Art & Culture
Le Centre de culture judéo-marocaine de Bruxelles, un haut lieu de mémoire
16/06/2022 - 13:42
MAP
Le Centre de la culture judéo-marocaine (CCJM), basé à Bruxelles, est un haut lieu de mémoire culturelle, symbole d’une coexistence harmonieuse entre les communautés juive et musulmane au Maroc.
En effet, cet espace mémorial au tracé historique témoigne de la richesse millénaire de la culture marocaine, avec ses différentes composantes et affluents identitaires, qui font la singularité du Royaume et prouvent la force du mot "Tamghrabit" (marocanité).Le CCJM tire sa renommée du trésor culturel qu'il abrite, avec un musée qui ravive la mémoire du visiteur à travers une collection de 3.500 objets issus du patrimoine marocain, une bibliothèque contenant plus de 10.000 titres et plus de 100.000 manuscrits dédiés au Royaume ainsi qu’une photothèque disposant de plus de 12.000 clichés.
"La création de ce lieu a été motivée par la volonté de faire connaître l’histoire et l’héritage de la culture marocaine, avec toutes ses composantes, aux jeunes belges d’origine marocaine", a indiqué le président du CCJM, Paul Dahan, dans une déclaration à la MAP en marge de la 18ème édition du Festival international Cinéma et migrations qui se tient du 13 au 18 juin à Agadir.
Expliquant la genèse du musée, Dahan a confié que l’idée de création de ce lieu de préservation de la mémoire commune lui est venue après l’acquisition d’un bracelet de mariage acheté à Rissani, il y a quelques années.Et de raconter: "Après une enfance joyeuse passée dans les ruelles de Fès, j’ai quitté ma ville natale à l’âge de 17 ans”.Épris d’un désir de liberté et d’ouverture sur les autres cultures, "j’ai parcouru divers pays avant de m’installer en Belgique", a-t-il dit, notant que depuis sa tendre jeunesse, une fascination pour la mémoire judéo-marocaine l’a toujours habité."A partir de mes 35 ans, j’ai senti la nécessité de retrouver mes origines et mes racines", a-t-il affirmé, précisant que la collection d’objets liés à l’histoire de son pays, le Maroc, a été une manière de retrouver une mémoire "un peu effacée" par les années.
"Mon père est issu de Tafilalet, plus précisément Rissani", a-t-il dit, signalant que lors d’un de ses voyages, il a aperçu un bracelet de mariage en argent dans un magasin de brocante."Je suis entré dans le magasin et j’ai entamé une négociation qui a duré près d’une demi-heure, pour que le marchand me questionne en arabe sur mes origines, après avoir remarqué que ma manière de négocier était typique de la région", a rappelé Dahan avec un brin de nostalgie. Selon lui, il a, à ce jour, constitué l’une des plus grandes collections au monde sur le Maroc. Après sa première acquisition, le président du CCJM a commencé à collectionner énormément de manuscrits en hébreu, en arabe et en espagnol, entre autres langues, toujours dédiés à la culture marocaine.
"Ces manuscrits traitent de sujets aussi divers que la poésie, les traditions de mariage ou encore les rituels d'abattage des animaux selon la Kashrout (ensemble des prescriptions alimentaires relatives à la religion juive)", a-t-il expliqué.En plus des collections permanentes, une vingtaine d’expositions ont été organisées qui, dans leur majorité, sont liées à la mémoire et au patrimoine à l’instar des expositions "L’autre c’est moi : l’exemple des communautés juives et musulmanes du Maroc" ainsi que "Le Maroc et l'Europe : six siècles dans le regard de l'autre", a fait savoir M. Dahan.

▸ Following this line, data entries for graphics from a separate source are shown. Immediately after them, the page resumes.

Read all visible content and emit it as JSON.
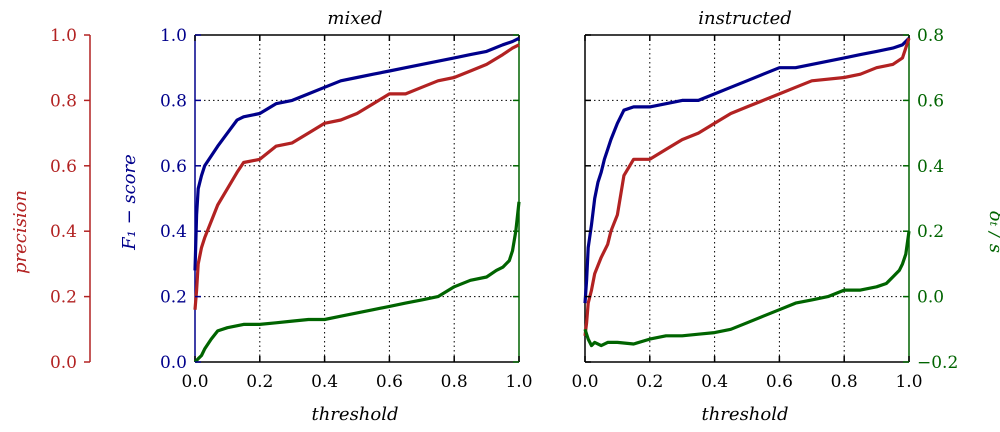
{
  "chart_data": [
    {
      "type": "line",
      "title": "mixed",
      "xlabel": "threshold",
      "xlim": [
        0,
        1
      ],
      "grid": true,
      "axes": {
        "precision": {
          "label": "precision",
          "ylim": [
            0,
            1
          ],
          "ticks": [
            "0.0",
            "0.2",
            "0.4",
            "0.6",
            "0.8",
            "1.0"
          ],
          "color": "#b22222"
        },
        "f1": {
          "label": "F₁ − score",
          "ylim": [
            0,
            1
          ],
          "ticks": [
            "0.0",
            "0.2",
            "0.4",
            "0.6",
            "0.8",
            "1.0"
          ],
          "color": "#00008b"
        },
        "delta": {
          "label": "δ̅ₜ / s",
          "ylim": [
            -0.2,
            0.8
          ],
          "ticks": [
            "−0.2",
            "0.0",
            "0.2",
            "0.4",
            "0.6",
            "0.8"
          ],
          "color": "#006400"
        }
      },
      "x_ticks": [
        "0.0",
        "0.2",
        "0.4",
        "0.6",
        "0.8",
        "1.0"
      ],
      "series": [
        {
          "axis": "f1",
          "color": "#00008b",
          "x": [
            0.0,
            0.005,
            0.01,
            0.02,
            0.03,
            0.05,
            0.07,
            0.1,
            0.13,
            0.15,
            0.2,
            0.25,
            0.3,
            0.35,
            0.4,
            0.45,
            0.5,
            0.55,
            0.6,
            0.65,
            0.7,
            0.75,
            0.8,
            0.85,
            0.9,
            0.95,
            0.98,
            1.0
          ],
          "y": [
            0.28,
            0.45,
            0.53,
            0.57,
            0.6,
            0.63,
            0.66,
            0.7,
            0.74,
            0.75,
            0.76,
            0.79,
            0.8,
            0.82,
            0.84,
            0.86,
            0.87,
            0.88,
            0.89,
            0.9,
            0.91,
            0.92,
            0.93,
            0.94,
            0.95,
            0.97,
            0.98,
            0.99
          ]
        },
        {
          "axis": "precision",
          "color": "#b22222",
          "x": [
            0.0,
            0.005,
            0.01,
            0.02,
            0.03,
            0.05,
            0.07,
            0.1,
            0.13,
            0.15,
            0.2,
            0.25,
            0.3,
            0.35,
            0.4,
            0.45,
            0.5,
            0.55,
            0.6,
            0.65,
            0.7,
            0.75,
            0.8,
            0.85,
            0.9,
            0.95,
            0.98,
            1.0
          ],
          "y": [
            0.16,
            0.22,
            0.3,
            0.35,
            0.38,
            0.43,
            0.48,
            0.53,
            0.58,
            0.61,
            0.62,
            0.66,
            0.67,
            0.7,
            0.73,
            0.74,
            0.76,
            0.79,
            0.82,
            0.82,
            0.84,
            0.86,
            0.87,
            0.89,
            0.91,
            0.94,
            0.96,
            0.97
          ]
        },
        {
          "axis": "delta",
          "color": "#006400",
          "x": [
            0.0,
            0.01,
            0.02,
            0.03,
            0.05,
            0.07,
            0.1,
            0.15,
            0.2,
            0.25,
            0.3,
            0.35,
            0.4,
            0.45,
            0.5,
            0.55,
            0.6,
            0.65,
            0.7,
            0.75,
            0.8,
            0.85,
            0.9,
            0.93,
            0.95,
            0.97,
            0.98,
            0.99,
            1.0
          ],
          "y": [
            -0.2,
            -0.19,
            -0.18,
            -0.16,
            -0.13,
            -0.105,
            -0.095,
            -0.085,
            -0.085,
            -0.08,
            -0.075,
            -0.07,
            -0.07,
            -0.06,
            -0.05,
            -0.04,
            -0.03,
            -0.02,
            -0.01,
            0.0,
            0.03,
            0.05,
            0.06,
            0.08,
            0.09,
            0.11,
            0.14,
            0.2,
            0.29
          ]
        }
      ]
    },
    {
      "type": "line",
      "title": "instructed",
      "xlabel": "threshold",
      "xlim": [
        0,
        1
      ],
      "grid": true,
      "axes": {
        "f1": {
          "ylim": [
            0,
            1
          ],
          "color": "#00008b"
        },
        "precision": {
          "ylim": [
            0,
            1
          ],
          "color": "#b22222"
        },
        "delta": {
          "label": "δ̅ₜ / s",
          "ylim": [
            -0.2,
            0.8
          ],
          "ticks": [
            "−0.2",
            "0.0",
            "0.2",
            "0.4",
            "0.6",
            "0.8"
          ],
          "color": "#006400"
        }
      },
      "x_ticks": [
        "0.0",
        "0.2",
        "0.4",
        "0.6",
        "0.8",
        "1.0"
      ],
      "series": [
        {
          "axis": "f1",
          "color": "#00008b",
          "x": [
            0.0,
            0.005,
            0.01,
            0.02,
            0.03,
            0.04,
            0.05,
            0.06,
            0.07,
            0.08,
            0.1,
            0.12,
            0.15,
            0.2,
            0.25,
            0.3,
            0.35,
            0.4,
            0.45,
            0.5,
            0.55,
            0.6,
            0.65,
            0.7,
            0.8,
            0.85,
            0.9,
            0.95,
            0.98,
            1.0
          ],
          "y": [
            0.18,
            0.25,
            0.35,
            0.42,
            0.5,
            0.55,
            0.58,
            0.62,
            0.65,
            0.68,
            0.73,
            0.77,
            0.78,
            0.78,
            0.79,
            0.8,
            0.8,
            0.82,
            0.84,
            0.86,
            0.88,
            0.9,
            0.9,
            0.91,
            0.93,
            0.94,
            0.95,
            0.96,
            0.97,
            0.99
          ]
        },
        {
          "axis": "precision",
          "color": "#b22222",
          "x": [
            0.0,
            0.005,
            0.01,
            0.02,
            0.03,
            0.05,
            0.07,
            0.08,
            0.1,
            0.12,
            0.15,
            0.2,
            0.25,
            0.3,
            0.35,
            0.4,
            0.45,
            0.5,
            0.55,
            0.6,
            0.65,
            0.7,
            0.8,
            0.85,
            0.9,
            0.95,
            0.98,
            1.0
          ],
          "y": [
            0.08,
            0.12,
            0.18,
            0.22,
            0.27,
            0.32,
            0.36,
            0.4,
            0.45,
            0.57,
            0.62,
            0.62,
            0.65,
            0.68,
            0.7,
            0.73,
            0.76,
            0.78,
            0.8,
            0.82,
            0.84,
            0.86,
            0.87,
            0.88,
            0.9,
            0.91,
            0.93,
            0.99
          ]
        },
        {
          "axis": "delta",
          "color": "#006400",
          "x": [
            0.0,
            0.01,
            0.02,
            0.03,
            0.05,
            0.07,
            0.1,
            0.15,
            0.2,
            0.25,
            0.3,
            0.35,
            0.4,
            0.45,
            0.5,
            0.55,
            0.6,
            0.65,
            0.7,
            0.75,
            0.8,
            0.85,
            0.9,
            0.93,
            0.95,
            0.97,
            0.98,
            0.99,
            1.0
          ],
          "y": [
            -0.1,
            -0.13,
            -0.15,
            -0.14,
            -0.15,
            -0.14,
            -0.14,
            -0.145,
            -0.13,
            -0.12,
            -0.12,
            -0.115,
            -0.11,
            -0.1,
            -0.08,
            -0.06,
            -0.04,
            -0.02,
            -0.01,
            0.0,
            0.02,
            0.02,
            0.03,
            0.04,
            0.06,
            0.08,
            0.1,
            0.13,
            0.2
          ]
        }
      ]
    }
  ]
}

Ce passionné de mémoire et de recherche a relevé que le Royaume se présente aujourd'hui comme un havre de paix et une terre d’hospitalité ouverte à toutes les communautés, ce qui fait sa singularité.Par ailleurs et depuis 2002, le Centre organise des expositions et autres manifestations, en Belgique et en Europe, centrées sur l'expérience historique et culturelle des juifs du Maroc, laquelle s'est forgée durant deux mille ans dans un contexte particulier de multiculturalisme.